Tests in the testsuite can be run as Flux jobs to help with debugging and testing under different conditions. This approach is particularly useful for ensuring tests are isolated from the enclosing Flux environment, running tests in parallel across multiple nodes, or detecting race conditions.

Example: run a single test as a Flux job

$ flux run -o pty -n1 ./t1234-test.t -d -v

This ensures the test is properly isolated from the enclosing environment, which can be helpful for debugging environment-related issues or verifying that a test doesn't depend on external state. The -o pty option allocates a pty for the job to enable colorized output from the sharness tests.

Example: run all sharness tests in parallel as Flux jobs

$ flux bulksubmit -n1 -o pty --watch --progress --job-name={./%} ./{} -d -v ::: t*.t

This is useful for running the entire test suite (or a subset depending on what the glob after ::: matches) quickly when you have access to multiple nodes or cores. Each test runs as a separate job using one core (cores per test can be adjusted with -c, --cores-per-task=N), allowing you to leverage available resources efficiently. The --watch option displays live output from jobs as they execute, --progress shows progress and pass/fail counts, and --job-name={./%} sets each job name to the test file basename with the .t extension removed.

Note

After running tests with bulksubmit, you can list any failures with flux jobs -f failed and then examine the output of a specific failed test using flux job attach JOBID.

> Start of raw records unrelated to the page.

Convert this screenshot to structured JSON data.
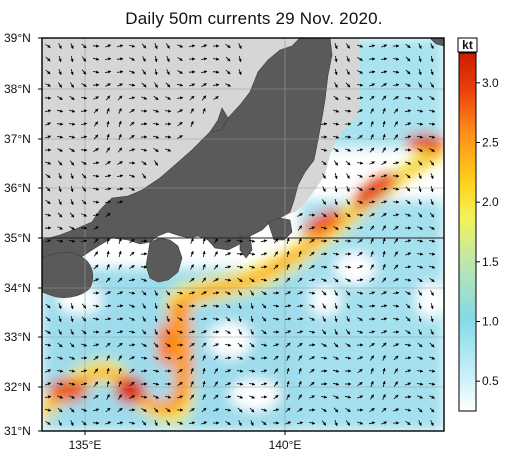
{
  "title": "Daily 50m currents 29 Nov. 2020.",
  "lat_labels": [
    "39°N",
    "38°N",
    "37°N",
    "36°N",
    "35°N",
    "34°N",
    "33°N",
    "32°N",
    "31°N"
  ],
  "lon_labels": [
    "135°E",
    "140°E"
  ],
  "colorbar": {
    "unit": "kt",
    "ticks": [
      "0.5",
      "1.0",
      "1.5",
      "2.0",
      "2.5",
      "3.0"
    ],
    "tick_values": [
      0.5,
      1.0,
      1.5,
      2.0,
      2.5,
      3.0
    ],
    "range": [
      0.25,
      3.25
    ],
    "colors": [
      "#ffffff",
      "#c8f0f8",
      "#86d8ea",
      "#bfe8a8",
      "#f4f25a",
      "#ffd21a",
      "#ff8c1a",
      "#e8400a",
      "#cc1e00"
    ]
  },
  "map_extent": {
    "lon": [
      134.0,
      144.0
    ],
    "lat": [
      31.0,
      39.0
    ]
  },
  "colors": {
    "land": "#5a5a5a",
    "shelf": "#d6d6d6",
    "grid": "#9a9a9a",
    "arrow": "#000000"
  }
}
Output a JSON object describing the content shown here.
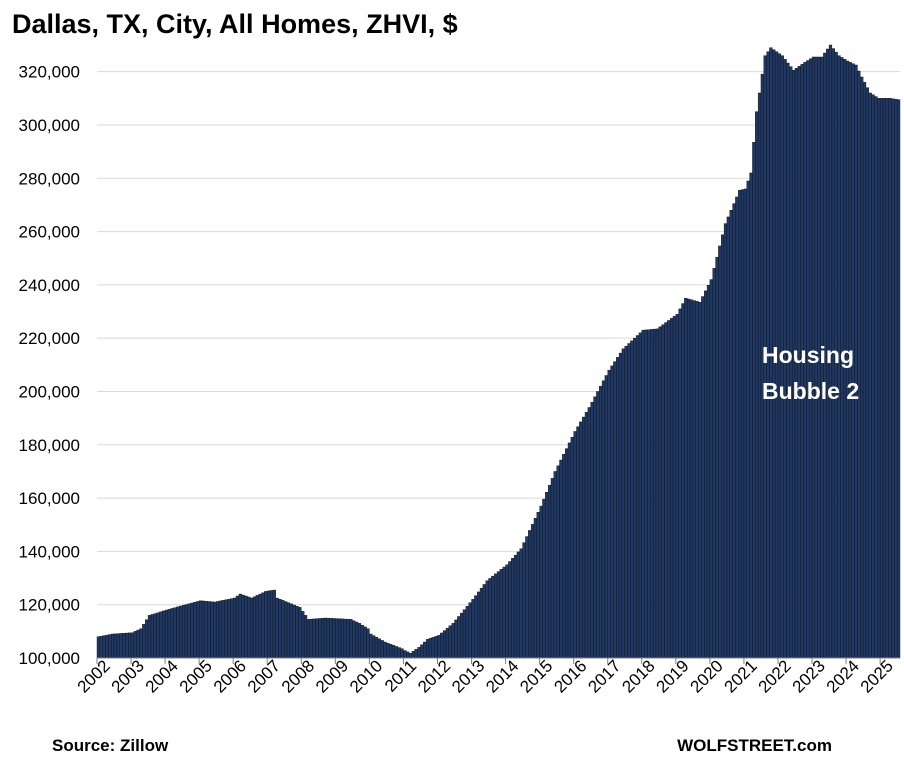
{
  "chart_data": {
    "type": "bar",
    "title": "Dallas, TX, City, All Homes, ZHVI, $",
    "xlabel": "",
    "ylabel": "",
    "ylim": [
      100000,
      330000
    ],
    "yticks": [
      100000,
      120000,
      140000,
      160000,
      180000,
      200000,
      220000,
      240000,
      260000,
      280000,
      300000,
      320000
    ],
    "ytick_labels": [
      "100,000",
      "120,000",
      "140,000",
      "160,000",
      "180,000",
      "200,000",
      "220,000",
      "240,000",
      "260,000",
      "280,000",
      "300,000",
      "320,000"
    ],
    "grid": true,
    "x_start": "2002-01",
    "frequency": "monthly",
    "year_labels": [
      "2002",
      "2003",
      "2004",
      "2005",
      "2006",
      "2007",
      "2008",
      "2009",
      "2010",
      "2011",
      "2012",
      "2013",
      "2014",
      "2015",
      "2016",
      "2017",
      "2018",
      "2019",
      "2020",
      "2021",
      "2022",
      "2023",
      "2024",
      "2025"
    ],
    "bar_color": "#1f3864",
    "annotation": {
      "line1": "Housing",
      "line2": "Bubble 2"
    },
    "anchors": [
      [
        "2002-01",
        108000
      ],
      [
        "2002-06",
        109000
      ],
      [
        "2003-01",
        109500
      ],
      [
        "2003-04",
        111000
      ],
      [
        "2003-07",
        116000
      ],
      [
        "2004-01",
        118000
      ],
      [
        "2004-06",
        119500
      ],
      [
        "2005-01",
        121500
      ],
      [
        "2005-06",
        121000
      ],
      [
        "2006-01",
        122500
      ],
      [
        "2006-03",
        124000
      ],
      [
        "2006-07",
        122500
      ],
      [
        "2006-12",
        125000
      ],
      [
        "2007-03",
        125500
      ],
      [
        "2007-04",
        122500
      ],
      [
        "2007-12",
        119000
      ],
      [
        "2008-03",
        114500
      ],
      [
        "2008-09",
        115000
      ],
      [
        "2009-06",
        114500
      ],
      [
        "2009-09",
        113000
      ],
      [
        "2009-12",
        111000
      ],
      [
        "2010-01",
        109000
      ],
      [
        "2010-06",
        106000
      ],
      [
        "2010-12",
        103500
      ],
      [
        "2011-01",
        102800
      ],
      [
        "2011-03",
        101800
      ],
      [
        "2011-06",
        104000
      ],
      [
        "2011-09",
        107000
      ],
      [
        "2012-01",
        108500
      ],
      [
        "2012-06",
        113000
      ],
      [
        "2013-01",
        122000
      ],
      [
        "2013-06",
        129000
      ],
      [
        "2014-01",
        135000
      ],
      [
        "2014-06",
        141000
      ],
      [
        "2015-01",
        157000
      ],
      [
        "2015-06",
        170000
      ],
      [
        "2016-01",
        185000
      ],
      [
        "2016-06",
        194000
      ],
      [
        "2017-01",
        208000
      ],
      [
        "2017-06",
        216000
      ],
      [
        "2018-01",
        223000
      ],
      [
        "2018-06",
        223500
      ],
      [
        "2019-01",
        229000
      ],
      [
        "2019-04",
        235000
      ],
      [
        "2019-09",
        233500
      ],
      [
        "2020-01",
        242000
      ],
      [
        "2020-06",
        263000
      ],
      [
        "2020-11",
        275500
      ],
      [
        "2021-01",
        276000
      ],
      [
        "2021-03",
        282000
      ],
      [
        "2021-05",
        305000
      ],
      [
        "2021-08",
        326000
      ],
      [
        "2021-10",
        329000
      ],
      [
        "2022-02",
        326000
      ],
      [
        "2022-06",
        320500
      ],
      [
        "2022-10",
        323500
      ],
      [
        "2023-01",
        325500
      ],
      [
        "2023-04",
        325500
      ],
      [
        "2023-07",
        330000
      ],
      [
        "2023-10",
        326000
      ],
      [
        "2024-01",
        324000
      ],
      [
        "2024-04",
        322500
      ],
      [
        "2024-06",
        318000
      ],
      [
        "2024-09",
        312000
      ],
      [
        "2024-12",
        310000
      ],
      [
        "2025-04",
        310000
      ],
      [
        "2025-07",
        309500
      ]
    ]
  },
  "footer": {
    "source": "Source: Zillow",
    "brand": "WOLFSTREET.com"
  }
}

Example: run a single test multiple times to detect race conditions

$ flux submit --cc=1-16 -o pty --watch --progress -n1 ./t1234-test.t -d -v --root={{tmpdir}}

This runs the same test 16 times simultaneously, each with one core and a unique temporary directory. This is particularly effective for finding race conditions or intermittent failures that only appear under concurrent execution. Adjust the --cc range as needed for your testing requirements. Test concurrency can be further increased by running this example under flux start -N, where N is greater than 1.

Note

Similar to bulksubmit, failures can be identified with flux jobs -f failed and examined with flux job attach JOBID.

Note

The -d -v flags enable debug mode and verbose output respectively, which provide more detailed information when tests fail.